Demokratische Tugenden müssen gepflegt werden
Im Zuge der Corona-Krise haben zumindest zwei der demokratischen Tugenden eine Renaissance erfahren. Mehr und mehr Menschen begegnen der Regierung mit Skepsis. Die vielen Rechtsbrüche, gebrochenen Versprechen und widersprüchlichen Aussagen geben ihnen gute Gründe, an der Staatsmacht zu zweifeln. Deswegen werden sie politisch zunehmend aktiver. Das drückt sich unter anderem in der verstärkten Teilnahme an Demonstrationen aus, die von Woche zu Woche an Zulauf gewinnen. Es entstehen aber auch neue Parteien, Verbände und Initiativen.
Eine Verschlechterung ist hingegen bei den beiden demokratischen Tugenden «Achtung» und «Toleranz» festzustellen. In den letzten knapp zwei Jahren haben sie weiter an Kraft verloren, was sich in der aufgeheizten Debatte in den Medien niederschlägt. Anstatt mit Argumenten zu operieren, greift man zu Beleidigung und Diskreditierung. Vor allem die Staatsmacht kämpft mit harten Bandagen. Sie erträgt keine Kritik und diffamiert alle, die nicht ihrem Kurs folgen. Das führt zu Konformitätsdruck und autoritären Tendenzen. Entgegenwirken kann man ihnen nur, wenn alle demokratischen Tugenden kultiviert und gepflegt werden. Es ist daher höchste Zeit, Achtung und Toleranz wieder als erstrebenswerte Charaktereigenschaften zu betrachten.

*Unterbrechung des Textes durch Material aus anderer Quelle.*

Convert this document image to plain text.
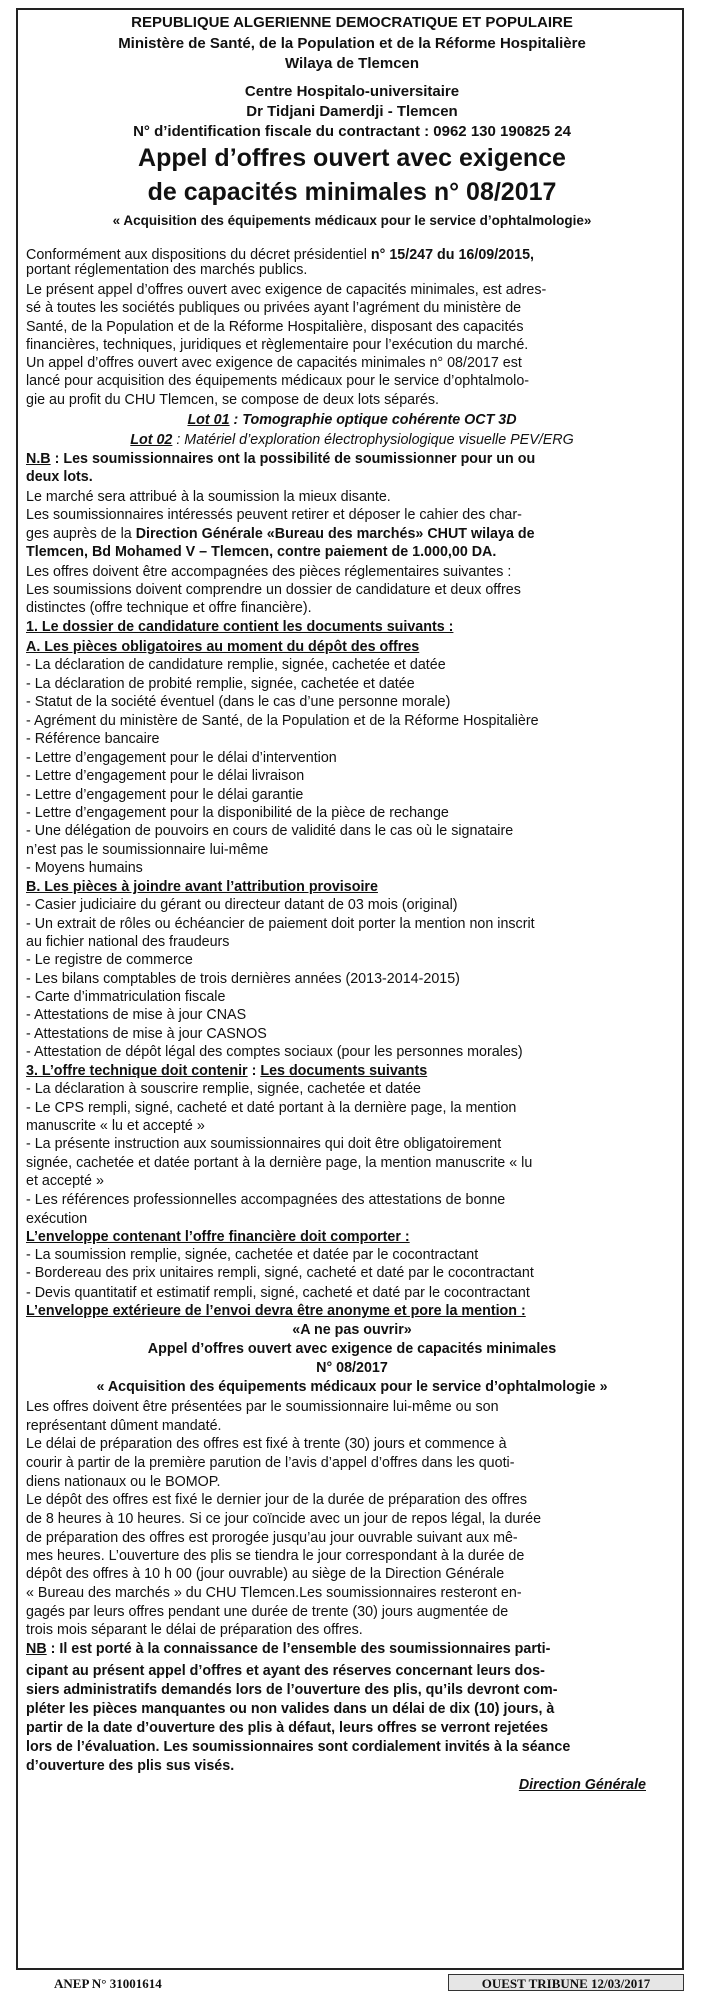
REPUBLIQUE ALGERIENNE DEMOCRATIQUE ET POPULAIRE
Ministère de Santé, de la Population et de la Réforme Hospitalière
Wilaya de Tlemcen
Centre Hospitalo-universitaire
Dr Tidjani Damerdji - Tlemcen
N° d’identification fiscale du contractant : 0962 130 190825 24
Appel d’offres ouvert avec exigence
de capacités minimales n° 08/2017
« Acquisition des équipements médicaux pour le service d’ophtalmologie»
Conformément aux dispositions du décret présidentiel n° 15/247 du 16/09/2015,
portant réglementation des marchés publics.
Le présent appel d’offres ouvert avec exigence de capacités minimales, est adres-
sé à toutes les sociétés publiques ou privées ayant l’agrément du ministère de
Santé, de la Population et de la Réforme Hospitalière, disposant des capacités
financières, techniques, juridiques et règlementaire pour l’exécution du marché.
Un appel d’offres ouvert avec exigence de capacités minimales n° 08/2017 est
lancé pour acquisition des équipements médicaux pour le service d’ophtalmolo-
gie au profit du CHU Tlemcen, se compose de deux lots séparés.
Lot 01 : Tomographie optique cohérente OCT 3D
Lot 02 : Matériel d’exploration électrophysiologique visuelle PEV/ERG
N.B : Les soumissionnaires ont la possibilité de soumissionner pour un ou
deux lots.
Le marché sera attribué à la soumission la mieux disante.
Les soumissionnaires intéressés peuvent retirer et déposer le cahier des char-
ges auprès de la Direction Générale «Bureau des marchés» CHUT wilaya de
Tlemcen, Bd Mohamed V – Tlemcen, contre paiement de 1.000,00 DA.
Les offres doivent être accompagnées des pièces réglementaires suivantes :
Les soumissions doivent comprendre un dossier de candidature et deux offres
distinctes (offre technique et offre financière).
1. Le dossier de candidature contient les documents suivants :
A. Les pièces obligatoires au moment du dépôt des offres
- La déclaration de candidature remplie, signée, cachetée et datée
- La déclaration de probité remplie, signée, cachetée et datée
- Statut de la société éventuel (dans le cas d’une personne morale)
- Agrément du ministère de Santé, de la Population et de la Réforme Hospitalière
- Référence bancaire
- Lettre d’engagement pour le délai d’intervention
- Lettre d’engagement pour le délai livraison
- Lettre d’engagement pour le délai garantie
- Lettre d’engagement pour la disponibilité de la pièce de rechange
- Une délégation de pouvoirs en cours de validité dans le cas où le signataire
n’est pas le soumissionnaire lui-même
- Moyens humains
B. Les pièces à joindre avant l’attribution provisoire
- Casier judiciaire du gérant ou directeur datant de 03 mois (original)
- Un extrait de rôles ou échéancier de paiement doit porter la mention non inscrit
au fichier national des fraudeurs
- Le registre de commerce
- Les bilans comptables de trois dernières années (2013-2014-2015)
- Carte d’immatriculation fiscale
- Attestations de mise à jour CNAS
- Attestations de mise à jour CASNOS
- Attestation de dépôt légal des comptes sociaux (pour les personnes morales)
3. L’offre technique doit contenir : Les documents suivants
- La déclaration à souscrire remplie, signée, cachetée et datée
- Le CPS rempli, signé, cacheté et daté portant à la dernière page, la mention
manuscrite « lu et accepté »
- La présente instruction aux soumissionnaires qui doit être obligatoirement
signée, cachetée et datée portant à la dernière page, la mention manuscrite « lu
et accepté »
- Les références professionnelles accompagnées des attestations de bonne
exécution
L’enveloppe contenant l’offre financière doit comporter :
- La soumission remplie, signée, cachetée et datée par le cocontractant
- Bordereau des prix unitaires rempli, signé, cacheté et daté par le cocontractant
- Devis quantitatif et estimatif rempli, signé, cacheté et daté par le cocontractant
L’enveloppe extérieure de l’envoi devra être anonyme et pore la mention :
«A ne pas ouvrir»
Appel d’offres ouvert avec exigence de capacités minimales
N° 08/2017
« Acquisition des équipements médicaux pour le service d’ophtalmologie »
Les offres doivent être présentées par le soumissionnaire lui-même ou son
représentant dûment mandaté.
Le délai de préparation des offres est fixé à trente (30) jours et commence à
courir à partir de la première parution de l’avis d’appel d’offres dans les quoti-
diens nationaux ou le BOMOP.
Le dépôt des offres est fixé le dernier jour de la durée de préparation des offres
de 8 heures à 10 heures. Si ce jour coïncide avec un jour de repos légal, la durée
de préparation des offres est prorogée jusqu’au jour ouvrable suivant aux mê-
mes heures. L’ouverture des plis se tiendra le jour correspondant à la durée de
dépôt des offres à 10 h 00 (jour ouvrable) au siège de la Direction Générale
« Bureau des marchés » du CHU Tlemcen.Les soumissionnaires resteront en-
gagés par leurs offres pendant une durée de trente (30) jours augmentée de
trois mois séparant le délai de préparation des offres.
NB : Il est porté à la connaissance de l’ensemble des soumissionnaires parti-
cipant au présent appel d’offres et ayant des réserves concernant leurs dos-
siers administratifs demandés lors de l’ouverture des plis, qu’ils devront com-
pléter les pièces manquantes ou non valides dans un délai de dix (10) jours, à
partir de la date d’ouverture des plis à défaut, leurs offres se verront rejetées
lors de l’évaluation. Les soumissionnaires sont cordialement invités à la séance
d’ouverture des plis sus visés.
Direction Générale
ANEP N° 31001614	OUEST TRIBUNE 12/03/2017
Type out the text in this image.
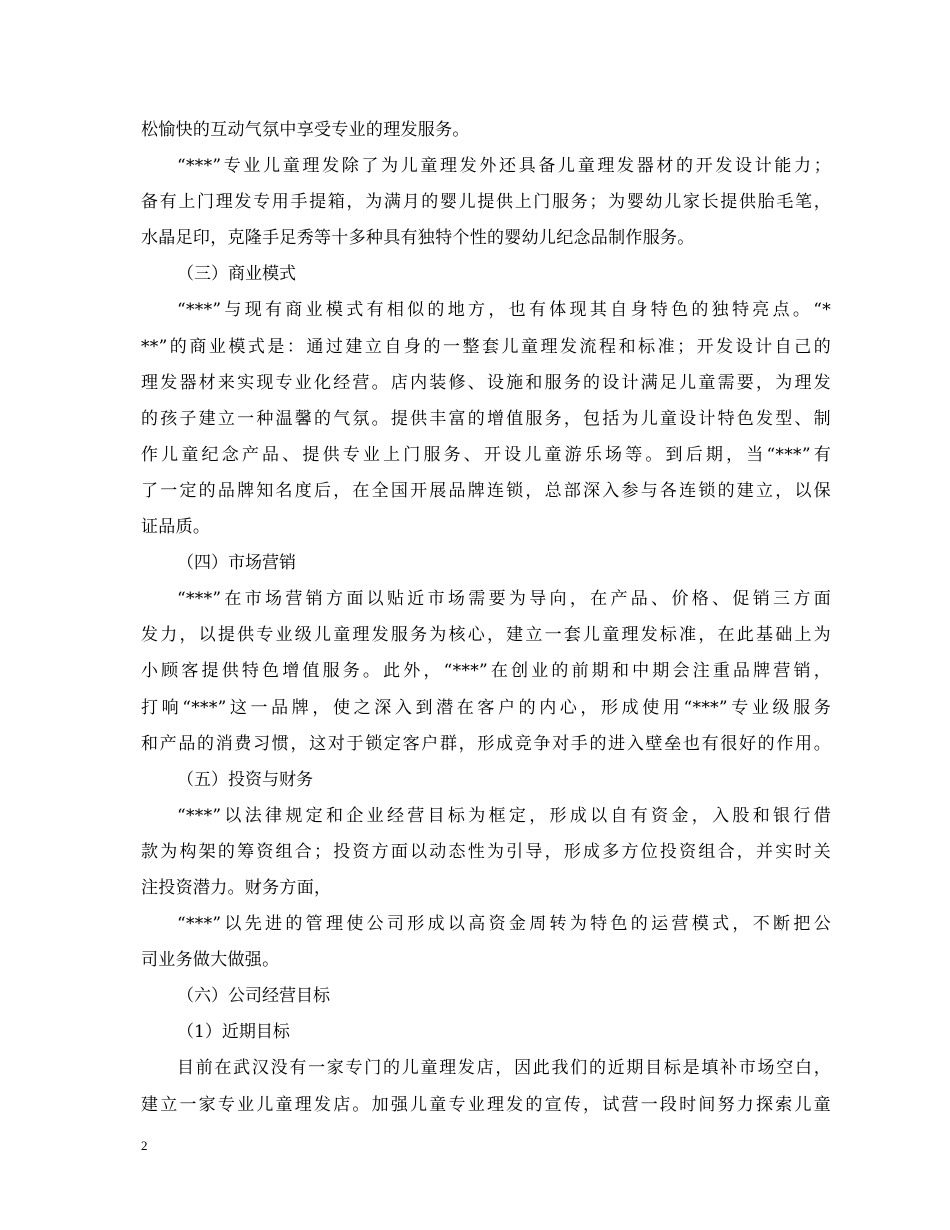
松愉快的互动气氛中享受专业的理发服务。
“***”专业儿童理发除了为儿童理发外还具备儿童理发器材的开发设计能力；
备有上门理发专用手提箱，为满月的婴儿提供上门服务；为婴幼儿家长提供胎毛笔，
水晶足印，克隆手足秀等十多种具有独特个性的婴幼儿纪念品制作服务。
（三）商业模式
“***”与现有商业模式有相似的地方，也有体现其自身特色的独特亮点。“*
**”的商业模式是：通过建立自身的一整套儿童理发流程和标准；开发设计自己的
理发器材来实现专业化经营。店内装修、设施和服务的设计满足儿童需要，为理发
的孩子建立一种温馨的气氛。提供丰富的增值服务，包括为儿童设计特色发型、制
作儿童纪念产品、提供专业上门服务、开设儿童游乐场等。到后期，当“***”有
了一定的品牌知名度后，在全国开展品牌连锁，总部深入参与各连锁的建立，以保
证品质。
（四）市场营销
“***”在市场营销方面以贴近市场需要为导向，在产品、价格、促销三方面
发力，以提供专业级儿童理发服务为核心，建立一套儿童理发标准，在此基础上为
小顾客提供特色增值服务。此外，“***”在创业的前期和中期会注重品牌营销，
打响“***”这一品牌，使之深入到潜在客户的内心，形成使用“***”专业级服务
和产品的消费习惯，这对于锁定客户群，形成竞争对手的进入壁垒也有很好的作用。
（五）投资与财务
“***”以法律规定和企业经营目标为框定，形成以自有资金，入股和银行借
款为构架的筹资组合；投资方面以动态性为引导，形成多方位投资组合，并实时关
注投资潜力。财务方面，
“***”以先进的管理使公司形成以高资金周转为特色的运营模式，不断把公
司业务做大做强。
（六）公司经营目标
（1）近期目标
目前在武汉没有一家专门的儿童理发店，因此我们的近期目标是填补市场空白，
建立一家专业儿童理发店。加强儿童专业理发的宣传，试营一段时间努力探索儿童
2
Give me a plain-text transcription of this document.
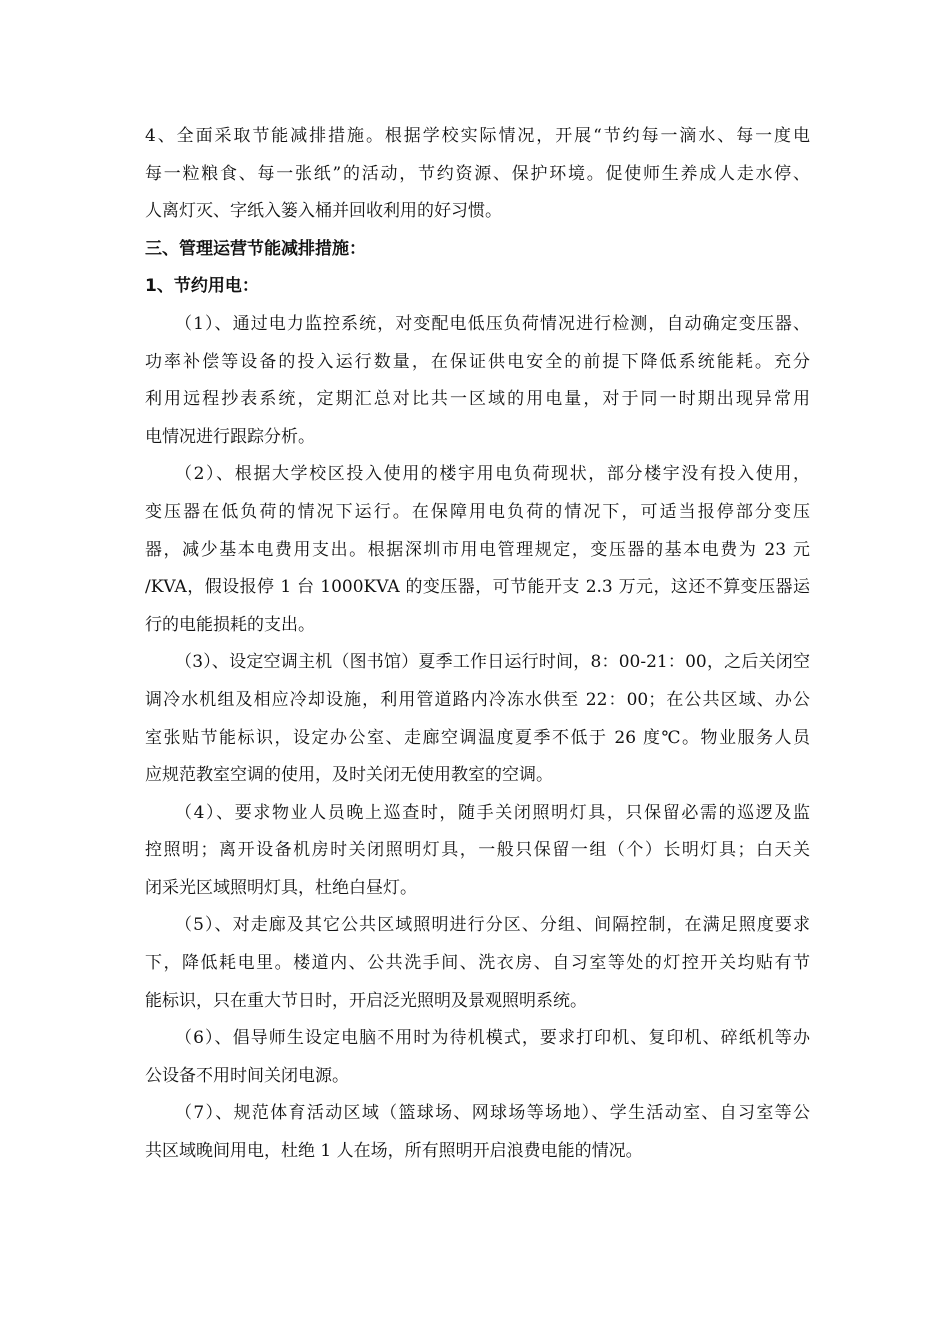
4、全面采取节能减排措施。根据学校实际情况，开展“节约每一滴水、每一度电
每一粒粮食、每一张纸”的活动，节约资源、保护环境。促使师生养成人走水停、
人离灯灭、字纸入篓入桶并回收利用的好习惯。
三、管理运营节能减排措施：
1、节约用电：
（1）、通过电力监控系统，对变配电低压负荷情况进行检测，自动确定变压器、
功率补偿等设备的投入运行数量，在保证供电安全的前提下降低系统能耗。充分
利用远程抄表系统，定期汇总对比共一区域的用电量，对于同一时期出现异常用
电情况进行跟踪分析。
（2）、根据大学校区投入使用的楼宇用电负荷现状，部分楼宇没有投入使用，
变压器在低负荷的情况下运行。在保障用电负荷的情况下，可适当报停部分变压
器，减少基本电费用支出。根据深圳市用电管理规定，变压器的基本电费为 23 元
/KVA，假设报停 1 台 1000KVA 的变压器，可节能开支 2.3 万元，这还不算变压器运
行的电能损耗的支出。
（3）、设定空调主机（图书馆）夏季工作日运行时间，8：00-21：00，之后关闭空
调冷水机组及相应冷却设施，利用管道路内冷冻水供至 22：00；在公共区域、办公
室张贴节能标识，设定办公室、走廊空调温度夏季不低于 26 度℃。物业服务人员
应规范教室空调的使用，及时关闭无使用教室的空调。
（4）、要求物业人员晚上巡查时，随手关闭照明灯具，只保留必需的巡逻及监
控照明；离开设备机房时关闭照明灯具，一般只保留一组（个）长明灯具；白天关
闭采光区域照明灯具，杜绝白昼灯。
（5）、对走廊及其它公共区域照明进行分区、分组、间隔控制，在满足照度要求
下，降低耗电里。楼道内、公共洗手间、洗衣房、自习室等处的灯控开关均贴有节
能标识，只在重大节日时，开启泛光照明及景观照明系统。
（6）、倡导师生设定电脑不用时为待机模式，要求打印机、复印机、碎纸机等办
公设备不用时间关闭电源。
（7）、规范体育活动区域（篮球场、网球场等场地）、学生活动室、自习室等公
共区域晚间用电，杜绝 1 人在场，所有照明开启浪费电能的情况。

1 Der Begriff „Demos“ (altgr. δῆμος) definierte im Gegensatz zum Volksbegriff der Ethnie in der griechischen Antike, ein im Kern politisch-rechtliches Konstrukt, welches das Staatsvolk abbildete. Die über volles Bürgerrecht verfügenden Mitglieder verliehen dem “Demos” mittels gemeinschaftlicher Willensbekundung per Volksversammlung Legitimität.